The turtles came from eggs of adult females that were safely removed from the pipeline path in 2019, then returned when construction was complete. A herpetologist contracted by Consumers Energy incubated the eggs and nurtured the juveniles over the winter until they were large enough to have a good chance of survival from predators. Last spring, a separate group of 12 juvenile Blanding’s Turtles were released after being successfully incubated and given a “head start” that included acclimating to natural temperatures, eating a live diet and learning to catch food themselves.

The Blanding’s Turtle is listed as a Species of Special Concern and is protected by the Michigan Department of Natural Resources and proposed for Federal protection. While it has a lifespan of over 80 years, the Blanding’s Turtle does not reach sexual maturity until about the ages of 15-20. Hatchling and juvenile turtles suffer very high mortality rates from midsized mammal predators. It may take an adult female decades to produce enough turtles to help keep the population stable.

Consumers Energy’s pipeline employees also enhanced the turtle release habitat by placing trees removed from the pipeline path into the wetlands to create additional protective cover, basking sites and food sources such as aquatic insects and tadpoles.

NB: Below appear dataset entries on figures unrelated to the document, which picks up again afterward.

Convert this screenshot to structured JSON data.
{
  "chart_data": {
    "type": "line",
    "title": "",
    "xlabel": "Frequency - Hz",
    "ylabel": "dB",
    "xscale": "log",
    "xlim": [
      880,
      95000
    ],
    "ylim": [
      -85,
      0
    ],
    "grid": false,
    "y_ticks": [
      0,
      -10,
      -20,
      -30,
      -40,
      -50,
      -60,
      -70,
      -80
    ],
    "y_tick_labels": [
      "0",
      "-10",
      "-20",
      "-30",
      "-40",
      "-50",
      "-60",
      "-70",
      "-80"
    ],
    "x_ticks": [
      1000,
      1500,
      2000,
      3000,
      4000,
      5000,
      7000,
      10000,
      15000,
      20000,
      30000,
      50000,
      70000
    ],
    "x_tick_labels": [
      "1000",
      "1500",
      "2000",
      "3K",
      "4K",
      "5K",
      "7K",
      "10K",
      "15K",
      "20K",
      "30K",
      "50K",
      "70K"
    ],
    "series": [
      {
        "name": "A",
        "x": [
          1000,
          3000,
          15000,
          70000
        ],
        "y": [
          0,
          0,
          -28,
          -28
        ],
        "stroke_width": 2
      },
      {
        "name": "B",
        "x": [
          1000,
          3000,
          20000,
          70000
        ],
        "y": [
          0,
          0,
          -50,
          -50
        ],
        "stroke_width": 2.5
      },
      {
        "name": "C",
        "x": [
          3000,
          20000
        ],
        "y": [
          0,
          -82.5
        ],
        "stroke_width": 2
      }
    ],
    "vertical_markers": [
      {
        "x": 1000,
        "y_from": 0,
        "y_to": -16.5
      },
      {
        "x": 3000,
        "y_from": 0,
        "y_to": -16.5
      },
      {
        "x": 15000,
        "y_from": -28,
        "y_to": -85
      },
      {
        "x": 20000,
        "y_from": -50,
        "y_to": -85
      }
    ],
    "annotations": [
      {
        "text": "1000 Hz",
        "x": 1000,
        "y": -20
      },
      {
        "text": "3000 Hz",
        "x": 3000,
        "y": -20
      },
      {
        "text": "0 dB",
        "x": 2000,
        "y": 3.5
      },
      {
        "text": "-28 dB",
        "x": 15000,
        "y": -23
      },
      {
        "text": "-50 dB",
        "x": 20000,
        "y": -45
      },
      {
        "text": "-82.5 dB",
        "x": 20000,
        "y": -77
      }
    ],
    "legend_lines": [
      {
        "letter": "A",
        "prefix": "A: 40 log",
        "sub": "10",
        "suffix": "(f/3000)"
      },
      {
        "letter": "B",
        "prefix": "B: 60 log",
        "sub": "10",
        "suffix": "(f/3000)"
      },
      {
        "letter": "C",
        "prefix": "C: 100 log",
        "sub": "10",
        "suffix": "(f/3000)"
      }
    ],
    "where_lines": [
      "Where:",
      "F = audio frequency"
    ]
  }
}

“It’s a really good feeling to know that because of our efforts these turtles could be here for the next generation of Michiganders to enjoy. We’re very proud of that,” Dobbs said.

During the past three years of construction on the Saginaw Trail Pipeline more than 30,000 amphibians and reptiles have been safely relocated from the pipeline path such as frogs, toads, salamanders, turtles, and snakes. Other animals protected during pipeline work include several species of nesting birds and small mammals.